One Full Year of Unanimous Government

Nov 18, 2023 | City Council

This week marks a full year since the installation of a City Council in which all elected members were approved and endorsed by Mayor Taylor. In the last twelve months, 97% of all agenda items have been approved unanimously, most notably on issues of controversy. In just the last year, Council has unanimously approved:

Eliminating Council consideration of private claims against the City by disbanding the Insurance Board

Waiving a requirement for affordable housing units in order to award $5 million in brownfield tax breaks to a developer

Reducing Council review of brownfield tax breaks for future developments by disbanding the Brownfield Fund Review Committee

Re-zoning multiple properties as requested by developers, including a rezoning for the benefit of a campaign donor in order to add 64 full-time AirBnB units south of Burns Park (SouthTown)

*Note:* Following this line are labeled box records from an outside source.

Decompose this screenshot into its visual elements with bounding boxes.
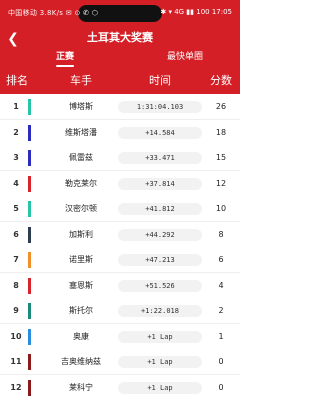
team-color-bar xyxy=(28,175,31,192)
position-cell: 10 xyxy=(10,331,22,341)
table-row[interactable]: 5 汉密尔顿 +41.812 10 xyxy=(0,196,240,222)
driver-cell: 奥康 xyxy=(73,331,89,341)
table-row[interactable]: 2 维斯塔潘 +14.584 18 xyxy=(0,119,240,146)
tab-race[interactable]: 正赛 xyxy=(40,50,90,68)
position-cell: 4 xyxy=(13,178,19,188)
header: ❮ 土耳其大奖赛 正赛 最快单圈 排名 车手 时间 分数 xyxy=(0,28,240,94)
points-cell: 0 xyxy=(218,382,224,392)
time-cell: +47.213 xyxy=(118,254,202,266)
status-right: ✱ ▾ 4G ▮▮ 100 17:05 xyxy=(160,8,232,16)
time-cell: +1 Lap xyxy=(118,381,202,394)
points-cell: 10 xyxy=(215,204,227,213)
position-cell: 8 xyxy=(13,280,19,290)
page-title: 土耳其大奖赛 xyxy=(87,31,153,44)
points-cell: 1 xyxy=(218,331,224,341)
table-row[interactable]: 10 奥康 +1 Lap 1 xyxy=(0,323,240,350)
time-cell: +1:22.018 xyxy=(118,305,202,317)
points-cell: 6 xyxy=(218,255,224,264)
position-cell: 3 xyxy=(13,153,19,162)
driver-cell: 吉奥维纳兹 xyxy=(61,357,101,366)
points-cell: 26 xyxy=(215,102,227,111)
points-cell: 12 xyxy=(215,178,227,188)
position-cell: 11 xyxy=(10,357,22,366)
points-cell: 8 xyxy=(218,229,224,239)
driver-cell: 博塔斯 xyxy=(69,102,93,111)
tab-bar: 正赛 最快单圈 xyxy=(0,50,240,68)
team-color-bar xyxy=(28,354,31,370)
time-cell: +44.292 xyxy=(118,228,202,241)
driver-cell: 斯托尔 xyxy=(69,306,93,315)
time-cell: +33.471 xyxy=(118,152,202,164)
table-row[interactable]: 9 斯托尔 +1:22.018 2 xyxy=(0,298,240,324)
driver-cell: 佩雷兹 xyxy=(69,153,93,162)
table-row[interactable]: 12 莱科宁 +1 Lap 0 xyxy=(0,374,240,400)
table-row[interactable]: 6 加斯利 +44.292 8 xyxy=(0,221,240,248)
table-row[interactable]: 1 博塔斯 1:31:04.103 26 xyxy=(0,94,240,120)
app-screen: 中国移动 3.8K/s ✉ ⊙ ✆ ⬡ ✱ ▾ 4G ▮▮ 100 17:05 … xyxy=(0,0,240,400)
column-header-driver: 车手 xyxy=(70,74,92,87)
time-cell: 1:31:04.103 xyxy=(118,101,202,113)
column-header-time: 时间 xyxy=(149,74,171,87)
position-cell: 1 xyxy=(13,102,19,111)
driver-cell: 加斯利 xyxy=(69,229,93,239)
results-table: 1 博塔斯 1:31:04.103 26 2 维斯塔潘 +14.584 18 3… xyxy=(0,94,240,400)
column-header-position: 排名 xyxy=(6,74,28,87)
position-cell: 6 xyxy=(13,229,19,239)
driver-cell: 汉密尔顿 xyxy=(65,204,97,213)
points-cell: 2 xyxy=(218,306,224,315)
position-cell: 9 xyxy=(13,306,19,315)
table-row[interactable]: 3 佩雷兹 +33.471 15 xyxy=(0,145,240,171)
table-row[interactable]: 11 吉奥维纳兹 +1 Lap 0 xyxy=(0,349,240,375)
time-cell: +1 Lap xyxy=(118,356,202,368)
team-color-bar xyxy=(28,124,31,141)
points-cell: 18 xyxy=(215,127,227,137)
driver-cell: 塞恩斯 xyxy=(69,280,93,290)
position-cell: 2 xyxy=(13,127,19,137)
points-cell: 0 xyxy=(218,357,224,366)
time-cell: +14.584 xyxy=(118,126,202,139)
driver-cell: 莱科宁 xyxy=(69,382,93,392)
team-color-bar xyxy=(28,201,31,217)
team-color-bar xyxy=(28,99,31,115)
table-row[interactable]: 7 诺里斯 +47.213 6 xyxy=(0,247,240,273)
tab-fastest-lap[interactable]: 最快单圈 xyxy=(150,50,220,68)
driver-cell: 勒克莱尔 xyxy=(65,178,97,188)
team-color-bar xyxy=(28,303,31,319)
table-row[interactable]: 4 勒克莱尔 +37.814 12 xyxy=(0,170,240,197)
status-bar: 中国移动 3.8K/s ✉ ⊙ ✆ ⬡ ✱ ▾ 4G ▮▮ 100 17:05 xyxy=(0,0,240,28)
time-cell: +41.812 xyxy=(118,203,202,215)
time-cell: +1 Lap xyxy=(118,330,202,343)
driver-cell: 诺里斯 xyxy=(69,255,93,264)
team-color-bar xyxy=(28,379,31,396)
position-cell: 12 xyxy=(10,382,22,392)
team-color-bar xyxy=(28,277,31,294)
team-color-bar xyxy=(28,150,31,166)
status-left: 中国移动 3.8K/s ✉ ⊙ ✆ ⬡ xyxy=(8,9,99,17)
points-cell: 4 xyxy=(218,280,224,290)
position-cell: 7 xyxy=(13,255,19,264)
team-color-bar xyxy=(28,328,31,345)
team-color-bar xyxy=(28,226,31,243)
driver-cell: 维斯塔潘 xyxy=(65,127,97,137)
team-color-bar xyxy=(28,252,31,268)
time-cell: +37.814 xyxy=(118,177,202,190)
points-cell: 15 xyxy=(215,153,227,162)
time-cell: +51.526 xyxy=(118,279,202,292)
position-cell: 5 xyxy=(13,204,19,213)
column-header-points: 分数 xyxy=(210,74,232,87)
table-row[interactable]: 8 塞恩斯 +51.526 4 xyxy=(0,272,240,299)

Transferring over $6 million in affordable housing millage dollars back into the City’s General Fund so it could be used for other City initiatives

Allocating over $800,000 of the transferred affordable housing millage dollars toward the purchase of an election center from Oxford Companies, whose CEO is Taylor campaign donor, Jeff Hauptman.

Changing policy so that neighborhood traffic reconfigurations can happen even when over 50% of local residents oppose them

Directing the City Administrator to plan lane reductions on all multi-lane roads in Ann Arbor, while explicitly removing a requirement for traffic studies prior to implementation

Repealing affordable housing premiums downtown to facilitate larger developments without the provision of affordable housing units or payments in lieu to the affordable housing fund

Every one of the issues above prompted questions and concerns from Ann Arbor residents who care about transparency, accountability, and integrity in government, but there was not a single vote of dissent to speak to those values. By unanimous vote this past year, Council has consistently diminished its own responsibility, dismissed the value of data and resident input, and prioritized the desires of profit interests ahead of community interests.